Dee is a skilled and inquisitive clinician with an insatiable scientific curiosity. She possesses excellent teaching, organizational and problem solving skills, combined with the proven leadership ability to make decisions, negotiate and explore novel ideas and execute them and work co-operatively with others. She is a protagonist by nature and a positive and effective optimist in action. She believes she is fortunate to have two perspectives when dealing with patients and their conditions, being a lupus warrior herself. She is a wife and a mother of two children. Living with Lupus has helped give her purpose more clarity and help her acknowledge that every moment in life is an act of faith.
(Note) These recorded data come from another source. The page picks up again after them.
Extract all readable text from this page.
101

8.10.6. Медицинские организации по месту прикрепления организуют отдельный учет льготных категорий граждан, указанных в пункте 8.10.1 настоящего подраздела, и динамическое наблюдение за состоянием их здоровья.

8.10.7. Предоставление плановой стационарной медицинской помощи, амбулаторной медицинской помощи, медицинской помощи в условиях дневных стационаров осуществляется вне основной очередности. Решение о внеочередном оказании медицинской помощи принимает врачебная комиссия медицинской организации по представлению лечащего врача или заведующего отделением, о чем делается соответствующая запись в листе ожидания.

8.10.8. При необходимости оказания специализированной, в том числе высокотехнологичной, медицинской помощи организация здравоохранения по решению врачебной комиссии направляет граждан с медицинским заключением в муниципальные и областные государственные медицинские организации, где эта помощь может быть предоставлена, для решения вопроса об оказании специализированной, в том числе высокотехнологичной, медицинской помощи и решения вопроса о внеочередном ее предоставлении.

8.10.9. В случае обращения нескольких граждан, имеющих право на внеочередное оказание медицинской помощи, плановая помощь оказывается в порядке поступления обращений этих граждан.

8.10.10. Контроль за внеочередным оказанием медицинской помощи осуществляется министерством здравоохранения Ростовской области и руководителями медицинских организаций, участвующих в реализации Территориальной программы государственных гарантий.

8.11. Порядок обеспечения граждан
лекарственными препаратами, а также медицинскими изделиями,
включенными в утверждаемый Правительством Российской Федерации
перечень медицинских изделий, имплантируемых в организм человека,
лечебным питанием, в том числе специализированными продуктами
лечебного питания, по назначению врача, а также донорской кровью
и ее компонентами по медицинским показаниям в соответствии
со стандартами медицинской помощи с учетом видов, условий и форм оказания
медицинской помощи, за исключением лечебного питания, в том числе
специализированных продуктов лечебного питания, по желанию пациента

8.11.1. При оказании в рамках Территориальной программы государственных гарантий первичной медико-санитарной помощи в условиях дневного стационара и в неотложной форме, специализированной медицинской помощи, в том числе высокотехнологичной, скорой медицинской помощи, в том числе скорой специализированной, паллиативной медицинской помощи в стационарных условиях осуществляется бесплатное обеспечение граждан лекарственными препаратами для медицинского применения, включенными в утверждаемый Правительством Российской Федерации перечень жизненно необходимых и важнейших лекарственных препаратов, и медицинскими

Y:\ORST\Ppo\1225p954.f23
There is currently a growing prevalence and increasing awareness of rare inborn errors of immunity and other common acquired and congenital immunology disorders and very few clinical paediatric immunologists in the country to care for them. Awareness of immune health and illness has become an invaluable skill in the midst, and aftermath, of a pandemic. Dee sees joining SAIS as an opportunity to embark on a new milestone in her career, which will bring invaluable experiences that will allow her to become a successful, innovative professional and assist her in accomplishing her future goal of training Immunologists for and in South Africa. She is hoping to prove that one can chase ones dreams despite all odds and that by being a lupus warrior, she can survive this condition on her terms by rising and raising others in the process.